Shashiji’s contribution to Indian cinema is not restricted to just acting in so many successful and memorable films. At the peak of his career, he produced path-breaking films like Junoon, Kalyug and 36 Chowringhee Lane. While we now live in an era in which many of our top actors also double as producers and there is an increasing acceptance of so-called ‘high-concept’ films that dare to go beyond the conventional boundaries of formulaic entertainers, the ’70s and ’80s were a very different period indeed. For Shashiji to back the kind of films that he did, at the time that he did, was an act of courage that many of us from newer generations will be hard-pressed to really gauge the magnitude of.

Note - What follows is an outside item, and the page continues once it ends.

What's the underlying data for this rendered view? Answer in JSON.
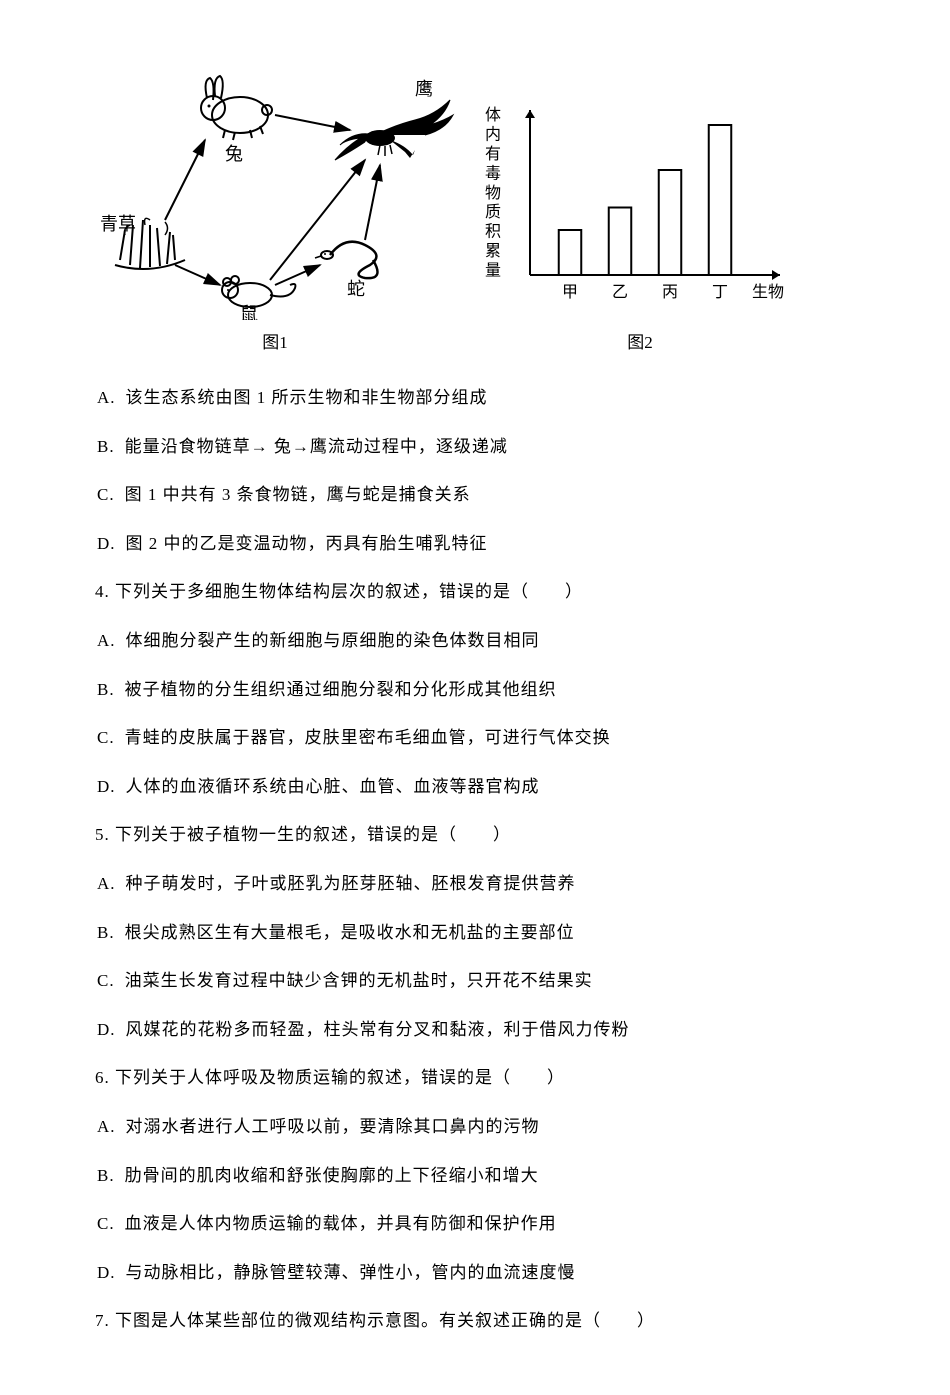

Equally courageous and visionary was Shashiji’s support to the fledgling Indian theatre scene and Prithvi Theatre, that he painstakingly built along with his wife, Jennifer, is an enduring legacy that continues to offer a platform for new actors and directors to showcase their talent.

Yes, it was a most noteworthy journey that drew to a close on December 4, 2017. But even as we grieve the loss of one of our most beloved legends, we celebrate his multifaceted accomplishments. Though the body that is made of flesh and bones may be mortal, the body of work is eternal. Thanks to the timeless magic of cinema, we, and generations to follow, will continue to be dazzled by that unpretentious personification of warmth and charm: Shashi Kapoor.